Jungkook, Taehyung'un evine geldiğinde daha önceden aşina olduğu şeyleri boş vererek sakince kapıyı çalmış, açıldığı an ise evi inletecek güçteki sert adımlarını zemine vurarak oturma odasına adımlamıştı.

Tüm öfkesi, koltukta sargılar içinde yatan bedeni görür görmez sanki uçup gitmişti.

Yerini, hızla akan göz yaşlarına bırakmıştı.

Jungkook, çok küçük hissetti. Güçsüz ve küçük...

Ellerini yüzüne kapatıp kimsenin olmamasının verdiği rahatlık ile aşık olduğu bedene arkasını dönerek bir süre sessizce ağladı.

Taehyung ise uyuyordu...

Jungkook, kendisine geldiğinde neden geldiğini bile unutarak koltukta yatan bedene yaklaşmış, başının ucuna çökmüştü.

Kıpırdamıyordu...

Sargılı göğsünün bağlı olduğu kola elini koymuş ve minicik okşamıştı.

Bu okşanmaya uyanan Taehyung, karşısında kesinlikle kendisine yaşlı ve kızarık gözlerle bakan bir Jungkook beklemiyordu.

Hayır, kesinlikle bir Jungkook beklemiyordu.

Yerinde dikleşmeye çalıştığında onu Jungkook durdurdu.

"D-dur.

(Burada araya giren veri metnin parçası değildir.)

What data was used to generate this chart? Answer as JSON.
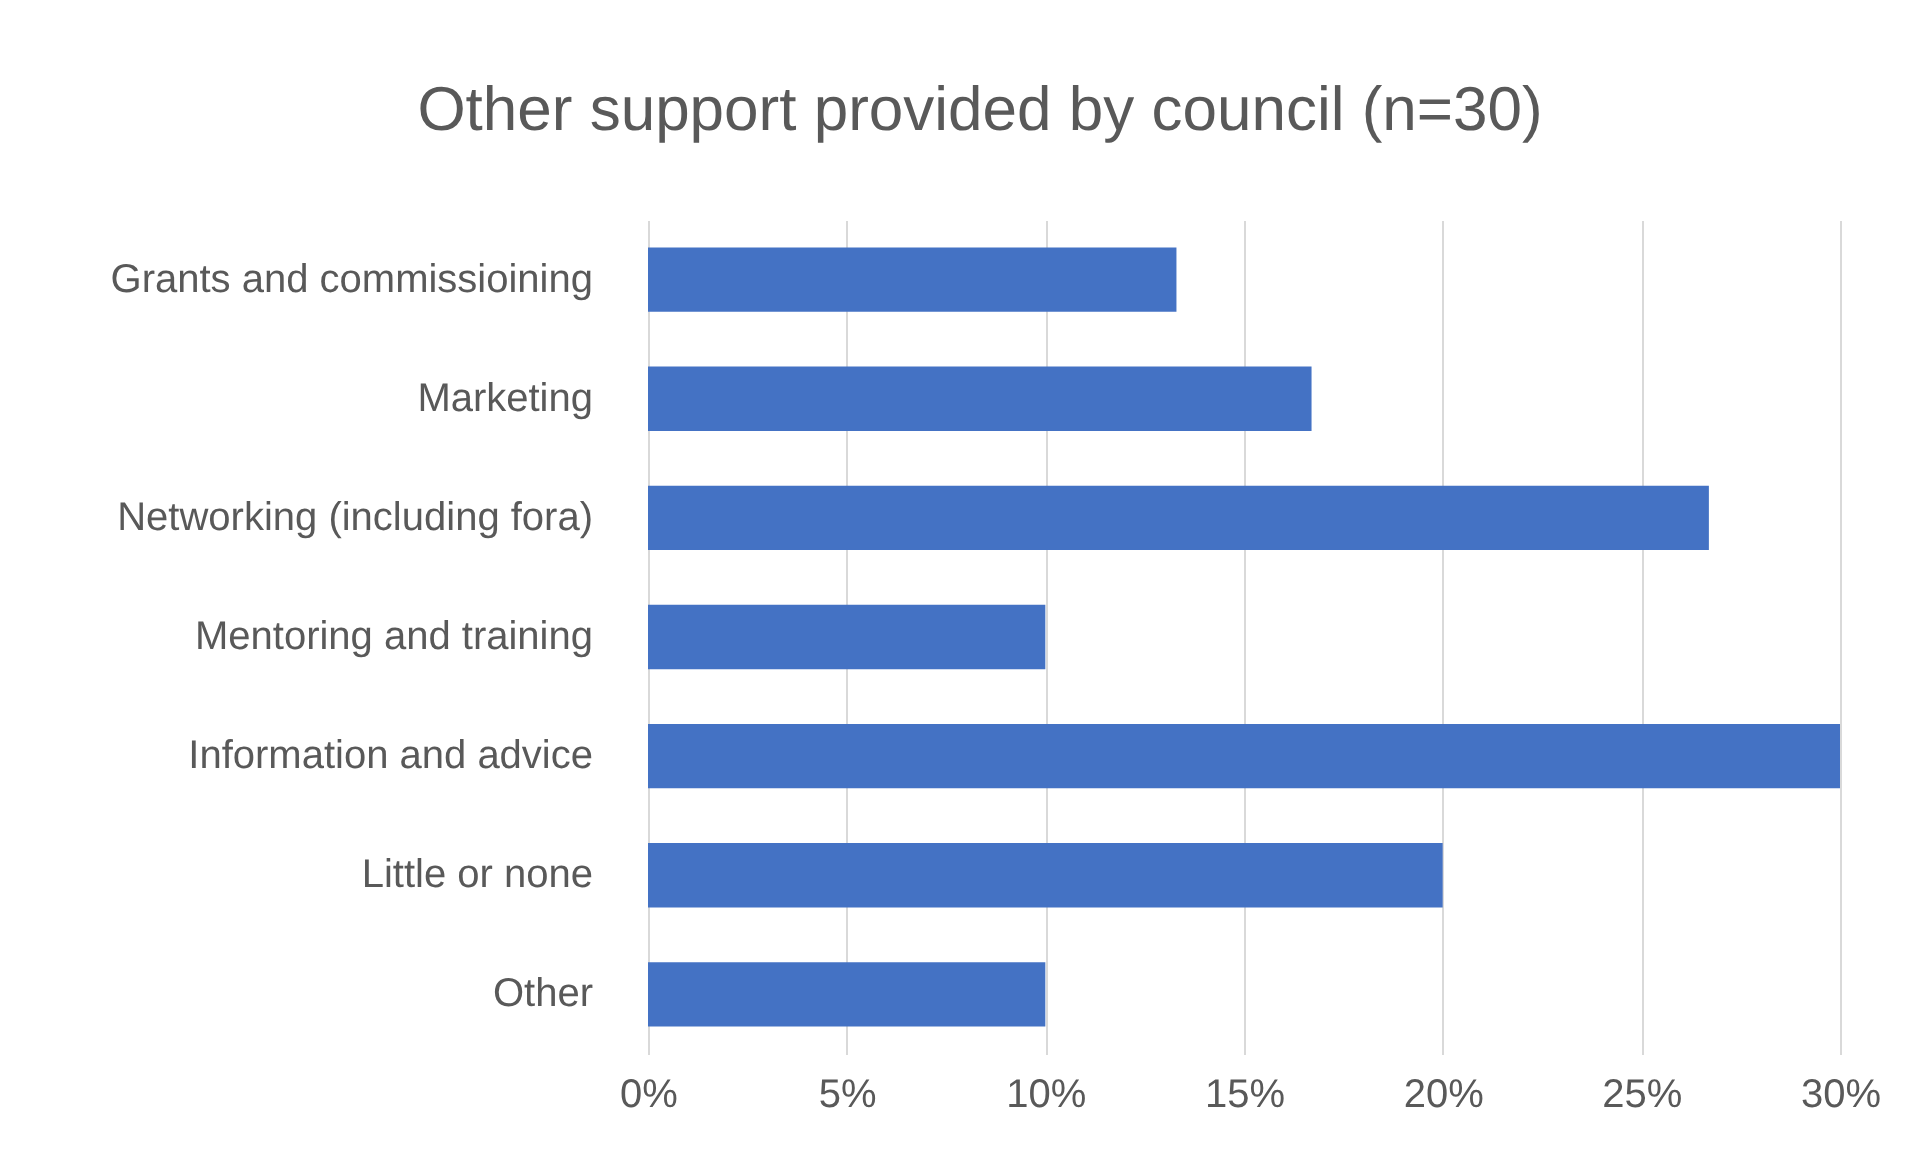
{
  "chart_data": {
    "type": "bar",
    "orientation": "horizontal",
    "title": "Other support provided by council (n=30)",
    "categories": [
      "Grants and commissioining",
      "Marketing",
      "Networking (including fora)",
      "Mentoring and training",
      "Information and advice",
      "Little or none",
      "Other"
    ],
    "values": [
      13.3,
      16.7,
      26.7,
      10,
      30,
      20,
      10
    ],
    "color": "#4472c4",
    "xlim": [
      0,
      30
    ],
    "xticks": [
      {
        "value": 0,
        "label": "0%"
      },
      {
        "value": 5,
        "label": "5%"
      },
      {
        "value": 10,
        "label": "10%"
      },
      {
        "value": 15,
        "label": "15%"
      },
      {
        "value": 20,
        "label": "20%"
      },
      {
        "value": 25,
        "label": "25%"
      },
      {
        "value": 30,
        "label": "30%"
      }
    ],
    "grid": "x"
  }
}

Yaralısın. Hareket etme."

"Bırak beni. Kendim halledebilirim."

İkisi de şu an sinirliydi. Daha garibi ise neden sinirli olduklarını asla bilmiyorlardı.

Belki de birbirlerini gördükleri için mutlulardı? Ve bu mutluluklarını gösteremeyecek kadar çocuklardı.

Doğru, ikisi de çocuktu. Henüz çocuk olamayan çocuktu ikisi de. Çocuklukları içlerine kaçmış birer çocuktu ikisi de. Bu yüzden öfkelilerdi, bu yüzden asabi, inatçıları. Ve bu yüzden kalpsizlerdi. Erken olgunlaşmanın bedelini kalpleri ile ödemişlerdi, aşk ne bilmiyorlardı.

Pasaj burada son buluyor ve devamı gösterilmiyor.